What a night. What a match. What a comeback. Chelsea produced a stunning, stirring and scintillating performance to see off Napoli in one of the greatest European comebacks in recent time. Trailing 3-1 from the first leg, all Chelsea needed were two measly home goals. Didier Drogba made them half-way there in theory. But Chelsea rarely do things the easy way. John Terry scored with a trademark header, but the joy was short-lived when Inler volleyed home spectacularly. But hope was not lost. Lampard powered home a penalty. Thirty more minutes of this spectacle would be played. And just before half-time in extra time, Ivanovic scored a centre forward’s goal, sending Chelsea through to the quarter-finals. The scenes of jubilation, from Roberto Di Matteo namely, summed up the euphoria. And no-one could wipe the smug smile of the owner Abramovich either.
But it wasn’t all happy times for Chelsea. The nervy, hopeful, yet unexpecting home crowd were loud and proud from the off, but the Napoli fans were making a din themselves. Bar a Sturridge shot, Napoli were very comfortable for the first few passages of play, spreading the ball wide, and Hamsik and Maggio had their chances. Cavani and Lavezzi got into the act too, but spurned two good opportunities. The warning sides were there: Chelsea had to be at their defensive best. The omission of Cahill for a perceived more vulnerable Luiz would have caused some nerves, but the Brazilian did not put a foot wrong in the early stages.
The early goal hadn’t arrived. But, so often under Andre Villas-Boas, the home crowd did not grow quieter, to the point they were booing. They rallied behind their team. Ramires, put in at an unfamiliar left-wing role, sent in an outstanding cross. Dider Drogba proved that he still had some firepower by getting in front of his man and heading past De Sanctis: 1-0.
Maggio had to make way later in the half with an injury, former Liverpool man Dossena came on. Lampard, in a different holding midfield role, made one too many silly challenges and was cautioned, as the half drew to a close.
But Napoli did not come out refreshed or prepared.

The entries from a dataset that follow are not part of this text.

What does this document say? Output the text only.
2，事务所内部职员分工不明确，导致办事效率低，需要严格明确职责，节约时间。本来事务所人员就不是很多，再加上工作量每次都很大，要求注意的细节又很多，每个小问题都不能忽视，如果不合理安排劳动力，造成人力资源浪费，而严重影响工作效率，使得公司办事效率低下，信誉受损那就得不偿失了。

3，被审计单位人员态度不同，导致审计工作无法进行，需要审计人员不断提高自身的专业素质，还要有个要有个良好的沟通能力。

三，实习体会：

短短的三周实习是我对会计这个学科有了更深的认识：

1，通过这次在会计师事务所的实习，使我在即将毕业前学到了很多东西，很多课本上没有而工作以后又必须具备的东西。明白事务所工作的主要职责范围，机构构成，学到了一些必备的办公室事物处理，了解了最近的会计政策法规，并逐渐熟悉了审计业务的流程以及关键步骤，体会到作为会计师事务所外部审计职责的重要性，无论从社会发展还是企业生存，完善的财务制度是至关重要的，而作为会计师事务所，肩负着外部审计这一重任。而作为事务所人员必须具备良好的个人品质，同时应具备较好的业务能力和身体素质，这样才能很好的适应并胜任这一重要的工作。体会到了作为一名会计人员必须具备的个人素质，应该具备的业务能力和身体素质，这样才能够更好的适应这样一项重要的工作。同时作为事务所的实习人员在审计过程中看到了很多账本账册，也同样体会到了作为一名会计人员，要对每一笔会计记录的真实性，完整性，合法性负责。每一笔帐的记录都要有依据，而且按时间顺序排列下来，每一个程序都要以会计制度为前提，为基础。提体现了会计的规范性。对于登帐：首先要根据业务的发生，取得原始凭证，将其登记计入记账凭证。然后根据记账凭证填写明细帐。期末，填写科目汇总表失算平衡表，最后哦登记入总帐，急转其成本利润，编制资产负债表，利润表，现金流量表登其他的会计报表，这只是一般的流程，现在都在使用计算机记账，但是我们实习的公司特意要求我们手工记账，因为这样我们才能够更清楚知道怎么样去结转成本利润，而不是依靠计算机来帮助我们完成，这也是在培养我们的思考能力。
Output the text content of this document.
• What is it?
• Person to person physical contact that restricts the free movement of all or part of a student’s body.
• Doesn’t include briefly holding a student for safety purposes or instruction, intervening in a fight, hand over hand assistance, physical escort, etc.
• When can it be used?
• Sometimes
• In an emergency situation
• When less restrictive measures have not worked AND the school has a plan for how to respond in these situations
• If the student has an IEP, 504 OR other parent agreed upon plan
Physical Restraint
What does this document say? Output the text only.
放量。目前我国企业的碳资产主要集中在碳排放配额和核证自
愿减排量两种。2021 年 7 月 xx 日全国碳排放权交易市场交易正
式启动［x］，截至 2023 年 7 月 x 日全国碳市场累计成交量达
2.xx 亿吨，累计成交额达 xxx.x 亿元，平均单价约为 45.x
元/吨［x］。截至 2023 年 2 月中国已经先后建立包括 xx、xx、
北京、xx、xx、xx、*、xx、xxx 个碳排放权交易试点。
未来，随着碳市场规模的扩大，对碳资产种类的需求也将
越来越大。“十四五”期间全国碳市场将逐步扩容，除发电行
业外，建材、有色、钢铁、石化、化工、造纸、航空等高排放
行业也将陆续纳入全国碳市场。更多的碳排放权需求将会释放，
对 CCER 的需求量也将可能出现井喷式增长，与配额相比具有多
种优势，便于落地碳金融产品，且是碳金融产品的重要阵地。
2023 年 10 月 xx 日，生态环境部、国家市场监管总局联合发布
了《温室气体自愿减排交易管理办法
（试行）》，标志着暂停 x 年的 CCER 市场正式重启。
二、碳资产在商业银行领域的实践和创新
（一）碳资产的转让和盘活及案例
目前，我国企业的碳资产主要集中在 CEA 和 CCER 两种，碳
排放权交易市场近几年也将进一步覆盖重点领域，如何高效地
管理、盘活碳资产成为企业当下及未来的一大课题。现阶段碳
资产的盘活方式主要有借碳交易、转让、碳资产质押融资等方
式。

The much-maligned old guard of Lampard and Terry combined, the former with the corner, the latter with the beautiful looping header.
The pressure shifted. Napoli now had to score, but Chelsea had pressure to keep a clean sheet. But that was not to be. Roberto Di Matteo was a fraction of a second too late. Ready to bring on Jose Bosingwa as additional defensive cover, Napoli pegged one back. John Terry’s clearance was poor, but the space given to Inler was characteristic of Chelsea all season. Still, the Swiss international had work to do, and with one-touch control on the chest, rifled the ball home. Terry threw his arms up in frustration. Bosingwa had to wait a little longer.
The pressure soon changed hands again in an open-ended match. Chelsea had to score just to force another thirty minutes, without conceding another. Last-ditch tackles were aplenty, but all of Chelsea were committed and resolute. The set-pieces kept coming and Chelsea had done their research: Napoli had conceded a third of their goals this season from corners.
And they were to concede another. Dossena inexplicably handled Ivanovic’s goalward header in the 74th minute. Lampard stepped up and rifled home: extra-time was looming, and extra-time it was.
By now, Torres was on, partnering Drogba. And the two nearly linked up to produce a bizarre goal. The Ivorian punted the all up, but De Sanctis misjudged the bounce badly. His blushes were spared, however: the Spaniard could not find the net from a tight angle.
But Chelsea sensed it. They were edging ever closer. No-one dared move, despite the bitterly cold surroundings. And their stay up was worth every second. Ramires found Drogba on the right, who spun and randomly whacked the ball into the centre. The Serbian central defender Ivanovic was somehow the furthest man forward, and took his chance gloriously, a real centre-forward’s goal, driving home from close range.
There was still one more chance for Chelsea to rub salt into Napoli’s gaping wounds. They were shocked. Counter-attacking, they lost possession, Malouda ran and ran, as did Drogba. The Frenchman crossed to the Ivorian, but with heavy legs, he volleyed wide.
But it did not matter. Defying all odds, Chelsea were there. Flags were waved non-stop from all areas of the Chelsea crowd, who were magnificent. However, it is their team who will be waving the flag for England in the remainder of this competition.